Tuesday, September 24, 2013

Sasa, Zamani and Financial Markets

   In traditional African thinking, time doesn’t move forward, towards a climax or an end of the world, but it rather falls back into the pool of memory. There are two categories of time, Sasa and Zamani, Swahili words for the designation of what seems to be the present and the past. On a closer look, Zamani includes its own past, present and future, so we oversimplify calling it the past. Time moves from Sasa to Zamani, from the present moment of vital experience, to a kind of macrotime of mythical experience, self-contained more than strictly cyclical. Sasa is a lineal microtime based on the experience of economic activities, while Zamani is the narrative time where meaning is created.
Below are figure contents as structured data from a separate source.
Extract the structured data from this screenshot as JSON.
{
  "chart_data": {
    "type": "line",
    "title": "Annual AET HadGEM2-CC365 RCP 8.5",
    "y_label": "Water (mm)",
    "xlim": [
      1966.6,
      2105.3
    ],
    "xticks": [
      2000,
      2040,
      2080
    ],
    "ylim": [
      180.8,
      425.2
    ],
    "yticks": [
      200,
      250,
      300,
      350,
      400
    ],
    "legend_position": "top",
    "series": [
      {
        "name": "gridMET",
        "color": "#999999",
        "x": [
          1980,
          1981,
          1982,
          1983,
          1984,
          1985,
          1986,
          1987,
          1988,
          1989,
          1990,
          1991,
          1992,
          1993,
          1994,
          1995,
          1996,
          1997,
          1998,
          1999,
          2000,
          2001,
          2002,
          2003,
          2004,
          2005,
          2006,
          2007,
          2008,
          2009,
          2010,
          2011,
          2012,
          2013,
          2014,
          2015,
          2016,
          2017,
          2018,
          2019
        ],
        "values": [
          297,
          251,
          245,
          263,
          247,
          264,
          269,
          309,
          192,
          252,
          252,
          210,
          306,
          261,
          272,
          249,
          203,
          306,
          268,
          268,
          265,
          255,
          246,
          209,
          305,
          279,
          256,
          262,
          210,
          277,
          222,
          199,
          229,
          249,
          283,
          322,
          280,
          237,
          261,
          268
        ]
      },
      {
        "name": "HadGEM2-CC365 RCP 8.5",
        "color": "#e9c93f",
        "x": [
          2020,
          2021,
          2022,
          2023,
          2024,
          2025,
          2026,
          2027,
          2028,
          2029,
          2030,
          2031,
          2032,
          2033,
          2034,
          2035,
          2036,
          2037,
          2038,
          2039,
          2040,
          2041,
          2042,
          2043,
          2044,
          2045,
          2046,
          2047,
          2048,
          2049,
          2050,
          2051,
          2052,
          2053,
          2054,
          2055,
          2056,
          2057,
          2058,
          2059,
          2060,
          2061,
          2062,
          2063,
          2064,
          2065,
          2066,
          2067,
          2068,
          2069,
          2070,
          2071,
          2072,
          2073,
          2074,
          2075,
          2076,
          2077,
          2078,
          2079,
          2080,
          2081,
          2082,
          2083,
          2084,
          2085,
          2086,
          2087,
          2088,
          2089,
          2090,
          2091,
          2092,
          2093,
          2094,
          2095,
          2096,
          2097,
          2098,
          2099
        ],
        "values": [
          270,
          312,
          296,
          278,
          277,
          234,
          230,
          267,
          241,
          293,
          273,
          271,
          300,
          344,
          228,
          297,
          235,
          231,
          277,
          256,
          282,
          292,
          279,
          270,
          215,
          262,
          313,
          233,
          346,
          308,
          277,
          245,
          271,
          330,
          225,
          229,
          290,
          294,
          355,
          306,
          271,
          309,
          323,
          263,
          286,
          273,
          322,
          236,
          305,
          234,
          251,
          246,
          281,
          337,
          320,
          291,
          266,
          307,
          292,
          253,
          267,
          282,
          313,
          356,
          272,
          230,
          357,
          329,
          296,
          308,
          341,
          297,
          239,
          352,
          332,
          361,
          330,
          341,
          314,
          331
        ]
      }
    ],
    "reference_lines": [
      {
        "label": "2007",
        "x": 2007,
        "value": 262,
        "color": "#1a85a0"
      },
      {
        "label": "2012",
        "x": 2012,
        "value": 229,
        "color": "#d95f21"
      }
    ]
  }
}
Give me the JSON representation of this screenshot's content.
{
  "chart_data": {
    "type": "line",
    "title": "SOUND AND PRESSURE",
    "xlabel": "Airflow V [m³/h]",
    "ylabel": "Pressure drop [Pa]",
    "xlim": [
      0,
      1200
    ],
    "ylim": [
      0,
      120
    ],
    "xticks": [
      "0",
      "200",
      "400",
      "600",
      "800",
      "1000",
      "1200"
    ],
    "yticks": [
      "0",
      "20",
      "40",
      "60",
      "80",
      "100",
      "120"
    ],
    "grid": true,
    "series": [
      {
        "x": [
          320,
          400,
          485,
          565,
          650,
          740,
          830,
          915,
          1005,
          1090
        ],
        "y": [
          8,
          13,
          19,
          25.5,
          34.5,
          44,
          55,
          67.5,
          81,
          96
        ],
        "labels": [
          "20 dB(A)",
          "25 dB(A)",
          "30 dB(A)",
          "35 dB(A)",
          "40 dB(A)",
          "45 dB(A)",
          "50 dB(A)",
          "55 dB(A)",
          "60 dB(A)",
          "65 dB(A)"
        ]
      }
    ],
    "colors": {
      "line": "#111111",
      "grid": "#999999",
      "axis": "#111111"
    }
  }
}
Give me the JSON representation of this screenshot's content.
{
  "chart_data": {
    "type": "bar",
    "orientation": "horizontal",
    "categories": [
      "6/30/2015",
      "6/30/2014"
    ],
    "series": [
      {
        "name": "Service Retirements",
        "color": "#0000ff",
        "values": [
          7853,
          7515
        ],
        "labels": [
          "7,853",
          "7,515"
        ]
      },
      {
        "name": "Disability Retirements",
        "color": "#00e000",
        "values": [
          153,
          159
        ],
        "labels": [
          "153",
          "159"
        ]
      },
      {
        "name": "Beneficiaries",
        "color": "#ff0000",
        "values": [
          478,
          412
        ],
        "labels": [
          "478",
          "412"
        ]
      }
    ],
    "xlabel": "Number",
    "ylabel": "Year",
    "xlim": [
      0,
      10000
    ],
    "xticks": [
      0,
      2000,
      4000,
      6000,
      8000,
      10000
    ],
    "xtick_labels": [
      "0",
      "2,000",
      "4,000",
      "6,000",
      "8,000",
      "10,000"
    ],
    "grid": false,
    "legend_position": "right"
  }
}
One could say that the weight of Zamani annihilates Sasa, or better, that Sasa is a mere security buffer where the unpredictability of vital experience is differed until is valuated and interpreted. Myth functions in its more basic levels as a homeostatic force for the individual and the group, closing and objectifying human experience into language.

  We literally live in the past. As Gerald Edelman said in relation to our neural mappings, we remember the present. In Swahili terms, we place Sasa experience within a narrative frame work of Zamani. This is not exclusive of mythologies of the plane of the anima mundi. Even the narratives of the plane of human law of the present (well not all narratives of the present are of human law) play on that edge of time. Financial markets valuate constantly future economic scenarios, in fact, they never live in the present but create a narrative, with a past, a present and a future that are projected forward, where the meaning for the unintelligible and escaping economical present will be unveiled. Both the idea of a meaning in the future and the idea of a meaning in the past have an equivalent mythical homeostatic function. Our images of the future are as self-deceiving as those of the past. They are both memory variations for the generation of social order.